When neural networks are created and implemented to solve problems, they typically do very well at classifying data. However, one problem that exists with such systems is the act of explaining their answer.

If a person is shown a variety of images, some with people's faces and others without, they can reliably pick the face images (just like a neural network). When asked why they selected specific images a typical response would be “that image has a face because there is a person there who has a round face, eyes, ears, and hair”. However, a neural network would see the face but be unable to explain why there is a face in the photo.

Neural networks that are used to identify objects and images can, however, be taken apart to see what neurons are firing, which helps determine the explanation of the result.

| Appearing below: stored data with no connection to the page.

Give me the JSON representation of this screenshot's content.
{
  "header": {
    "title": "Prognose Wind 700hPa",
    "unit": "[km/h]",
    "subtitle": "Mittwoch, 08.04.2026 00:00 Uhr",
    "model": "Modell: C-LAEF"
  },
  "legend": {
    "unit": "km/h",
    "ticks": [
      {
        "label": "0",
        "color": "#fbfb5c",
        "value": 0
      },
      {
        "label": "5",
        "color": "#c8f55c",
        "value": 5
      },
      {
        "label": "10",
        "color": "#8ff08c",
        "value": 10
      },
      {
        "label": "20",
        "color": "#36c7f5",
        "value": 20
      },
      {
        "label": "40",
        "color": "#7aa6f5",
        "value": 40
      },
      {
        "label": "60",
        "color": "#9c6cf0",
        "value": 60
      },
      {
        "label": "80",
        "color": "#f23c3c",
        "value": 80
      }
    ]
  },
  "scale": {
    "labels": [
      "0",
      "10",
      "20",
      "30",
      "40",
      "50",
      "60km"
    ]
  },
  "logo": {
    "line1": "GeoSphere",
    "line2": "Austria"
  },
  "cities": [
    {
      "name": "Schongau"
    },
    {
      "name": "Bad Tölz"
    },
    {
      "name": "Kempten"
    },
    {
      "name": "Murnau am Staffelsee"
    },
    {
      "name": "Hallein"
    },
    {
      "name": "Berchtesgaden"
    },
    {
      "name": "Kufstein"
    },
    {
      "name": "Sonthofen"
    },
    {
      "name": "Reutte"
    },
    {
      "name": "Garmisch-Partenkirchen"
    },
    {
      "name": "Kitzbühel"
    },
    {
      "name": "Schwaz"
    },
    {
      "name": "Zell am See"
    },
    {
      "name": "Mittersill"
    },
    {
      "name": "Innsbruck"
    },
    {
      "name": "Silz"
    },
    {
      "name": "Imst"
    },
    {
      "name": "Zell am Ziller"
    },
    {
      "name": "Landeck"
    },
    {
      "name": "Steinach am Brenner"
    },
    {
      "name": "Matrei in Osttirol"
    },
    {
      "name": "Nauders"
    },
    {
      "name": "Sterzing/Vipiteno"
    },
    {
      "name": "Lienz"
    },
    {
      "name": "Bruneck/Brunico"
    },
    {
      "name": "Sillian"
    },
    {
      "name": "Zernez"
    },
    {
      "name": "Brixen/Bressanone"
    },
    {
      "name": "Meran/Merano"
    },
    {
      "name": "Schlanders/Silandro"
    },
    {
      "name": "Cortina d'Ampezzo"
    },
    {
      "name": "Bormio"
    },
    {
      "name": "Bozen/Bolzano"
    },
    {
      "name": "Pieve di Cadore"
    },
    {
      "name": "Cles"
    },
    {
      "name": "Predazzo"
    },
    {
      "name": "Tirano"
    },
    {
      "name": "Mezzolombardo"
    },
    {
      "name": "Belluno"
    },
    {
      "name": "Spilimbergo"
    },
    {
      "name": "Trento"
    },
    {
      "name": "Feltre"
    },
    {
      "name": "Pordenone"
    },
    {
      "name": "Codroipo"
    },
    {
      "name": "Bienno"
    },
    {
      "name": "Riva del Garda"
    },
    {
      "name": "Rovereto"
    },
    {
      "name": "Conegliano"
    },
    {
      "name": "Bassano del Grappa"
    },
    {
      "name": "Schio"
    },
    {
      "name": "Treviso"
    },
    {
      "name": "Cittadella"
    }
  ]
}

For example, a white square with two eyes painted on it may result in the neural network saying there is no face. If the system was taken apart, neurons dealing with eye recognition would be active but the other feature-related neurons would be inactive. This would show that the network detected too few features and concluded that there was no face. However, there are some neural networks that are almost the equivalent of black boxes, such as those designed to read text and handwriting.

 

Neural networks typically hide their inner workings. Image courtesy of Colin M.L. Burnett [CC BY-SA 3.0]

 

Neural networks and artificial intelligence, on the whole, are providing promising results in the medical field involving diagnosis. Doctors, however, require evidence and explanation as to why a diagnosis has been made. This is why researchers from MIT will present new methods for getting a neural network to not only provide predictions and classifications but also explanations as to why they came to their conclusions. But it's not just the medical field that is uneasy on taking advice from a computer, any decision where the cost is high for an incorrect prediction would also require some form of explanation for said decision.

 

Conclusion

Self-driving cars may have a lower crash rate than human drivers in the future but will people truly trust them over an actual human? And will a patient trust the diagnosis from a computer without being given any evidence? Artificial intelligence has a long way to go but neural networks are showing great promise in making AI a reality. However, unless such systems can explain their answers and thinking processes, the general public may be wary of accepting computer controlled systems with open arms.